岐南町は何度も言ったことのある街だが、こんな秘密の地下室で何人も人体実験を行っていそうな医院は見たことがない。周りが雑木林に囲まれているのがダメだし、屋根が赤いのが言い訳不能だと思う。
一時的な精神と身体の不調から、少しずつ抜けてきたように思われる。
なお、今は午前三時近くだ。眠れなくなってしまっているのでは? 目覚ましは十時にセットしてある。今から寝ても7時間、午前四時くらいまで眠りがずれ込んでも6時間だ。問題はない。
寝て起きた。
結局、四時半くらいまで眠れず、十時半くらいに起床した。昼寝もせねばならない。
以下の文章は、そうして朝方に眠る直前に書いたものだ。特に文の整合性を保つのも面倒なので、何の前置きもなく行く。
結局私は、冷めきっているのだろう。
南極の山脈ほどではないが、さながらグリーンランドの永久凍土じみた―――そのふたつの違いもよく分からないが、とにかく一生涯かけても溶けることのない凍り付いた部分というのが、私の中心部にあるのだ。
ほかの人々がワーッと盛り上がっているのを「この人たちは何をしているんだろう」と思いながら、眺めている時間が延々と続いている。
私は私の命を「産まれてくる甲斐の無かった存在」と批評しているが、まさにそういうところだろう。

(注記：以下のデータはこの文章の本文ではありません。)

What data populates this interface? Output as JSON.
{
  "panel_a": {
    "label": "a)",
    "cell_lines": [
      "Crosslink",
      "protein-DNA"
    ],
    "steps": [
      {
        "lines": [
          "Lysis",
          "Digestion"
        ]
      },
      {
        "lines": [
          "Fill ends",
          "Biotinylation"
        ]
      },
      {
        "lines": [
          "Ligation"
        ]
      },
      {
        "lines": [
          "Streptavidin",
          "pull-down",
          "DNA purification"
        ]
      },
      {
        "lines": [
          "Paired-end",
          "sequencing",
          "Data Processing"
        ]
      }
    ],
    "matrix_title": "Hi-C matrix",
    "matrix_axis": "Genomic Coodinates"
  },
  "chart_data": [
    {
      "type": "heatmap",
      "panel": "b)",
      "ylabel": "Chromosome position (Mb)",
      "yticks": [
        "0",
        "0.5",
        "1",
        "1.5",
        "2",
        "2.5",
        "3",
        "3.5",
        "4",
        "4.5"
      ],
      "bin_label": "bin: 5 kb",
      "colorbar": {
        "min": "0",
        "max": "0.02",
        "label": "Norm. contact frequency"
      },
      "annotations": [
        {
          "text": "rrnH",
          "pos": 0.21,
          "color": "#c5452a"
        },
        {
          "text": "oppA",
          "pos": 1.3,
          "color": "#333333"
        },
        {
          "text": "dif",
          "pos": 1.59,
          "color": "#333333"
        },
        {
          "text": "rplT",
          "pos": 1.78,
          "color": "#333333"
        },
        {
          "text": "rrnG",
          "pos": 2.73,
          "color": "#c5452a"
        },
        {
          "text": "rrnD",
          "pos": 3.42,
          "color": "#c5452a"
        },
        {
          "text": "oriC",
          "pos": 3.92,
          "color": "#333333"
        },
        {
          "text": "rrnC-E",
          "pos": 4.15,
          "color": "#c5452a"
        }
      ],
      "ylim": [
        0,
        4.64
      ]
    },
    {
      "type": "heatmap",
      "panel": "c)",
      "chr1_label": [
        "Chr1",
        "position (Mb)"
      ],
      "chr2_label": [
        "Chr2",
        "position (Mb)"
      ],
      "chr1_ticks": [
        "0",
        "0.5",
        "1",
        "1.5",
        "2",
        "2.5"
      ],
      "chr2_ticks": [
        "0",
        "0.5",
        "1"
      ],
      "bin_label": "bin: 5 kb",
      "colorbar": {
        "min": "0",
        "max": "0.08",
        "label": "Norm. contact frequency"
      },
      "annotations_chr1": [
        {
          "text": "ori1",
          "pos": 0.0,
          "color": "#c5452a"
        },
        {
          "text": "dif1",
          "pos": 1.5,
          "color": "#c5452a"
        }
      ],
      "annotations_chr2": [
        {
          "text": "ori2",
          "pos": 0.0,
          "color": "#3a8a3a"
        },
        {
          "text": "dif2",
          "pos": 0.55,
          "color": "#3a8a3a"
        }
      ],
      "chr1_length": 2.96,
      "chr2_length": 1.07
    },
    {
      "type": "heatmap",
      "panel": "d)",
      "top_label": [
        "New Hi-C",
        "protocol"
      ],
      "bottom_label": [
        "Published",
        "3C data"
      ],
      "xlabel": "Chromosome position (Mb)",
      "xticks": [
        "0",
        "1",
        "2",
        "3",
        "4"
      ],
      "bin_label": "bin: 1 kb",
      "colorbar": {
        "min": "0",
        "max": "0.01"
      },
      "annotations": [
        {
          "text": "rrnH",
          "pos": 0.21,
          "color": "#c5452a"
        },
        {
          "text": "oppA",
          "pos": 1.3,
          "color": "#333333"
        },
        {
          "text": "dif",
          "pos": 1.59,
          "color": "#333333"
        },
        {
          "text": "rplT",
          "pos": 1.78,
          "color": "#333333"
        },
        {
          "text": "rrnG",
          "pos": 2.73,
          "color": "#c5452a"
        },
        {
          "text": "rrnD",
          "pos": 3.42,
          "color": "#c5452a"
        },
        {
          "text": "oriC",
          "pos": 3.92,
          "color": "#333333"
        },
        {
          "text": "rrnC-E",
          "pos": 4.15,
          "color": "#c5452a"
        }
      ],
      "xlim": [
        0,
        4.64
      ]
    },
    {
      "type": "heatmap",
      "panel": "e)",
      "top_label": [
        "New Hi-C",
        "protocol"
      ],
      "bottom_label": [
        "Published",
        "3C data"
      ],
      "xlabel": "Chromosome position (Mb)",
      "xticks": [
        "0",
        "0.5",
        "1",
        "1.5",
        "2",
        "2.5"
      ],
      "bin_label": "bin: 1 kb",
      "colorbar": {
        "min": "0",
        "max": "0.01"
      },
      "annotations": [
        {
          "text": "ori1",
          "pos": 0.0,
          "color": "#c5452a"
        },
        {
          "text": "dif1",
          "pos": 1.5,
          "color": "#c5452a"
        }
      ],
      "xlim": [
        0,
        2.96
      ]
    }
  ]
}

逆説的に、そういう部分があるからこそ今日まで生きているのだと思う。
ここで、寝た。再び、以下、昼寝の直前に書いた文章↓
根は良い人、という言い回しを借りるなら、私は、根は良い人の振りができる人、だ。
だから、こうして体調が落ち込み、そういう振る舞いができなくなっても「今は良い人の振りができませんが、もう少し経てばまたできるようになるので、しばらく放っておいてください」と言えばいいのだろう。いいのだろうか。
冗談のつもりで書いてみたが、悪くはないのかもしれない。
自分が自分であることなどどうでもいいという私の心性を、一番明快に表しているといえる。
統合失調症じみた感情的な人間どものありさまも、これで少しは許せるというものである。
この書き方は「良い人の振りができる者」の文なのだろうか。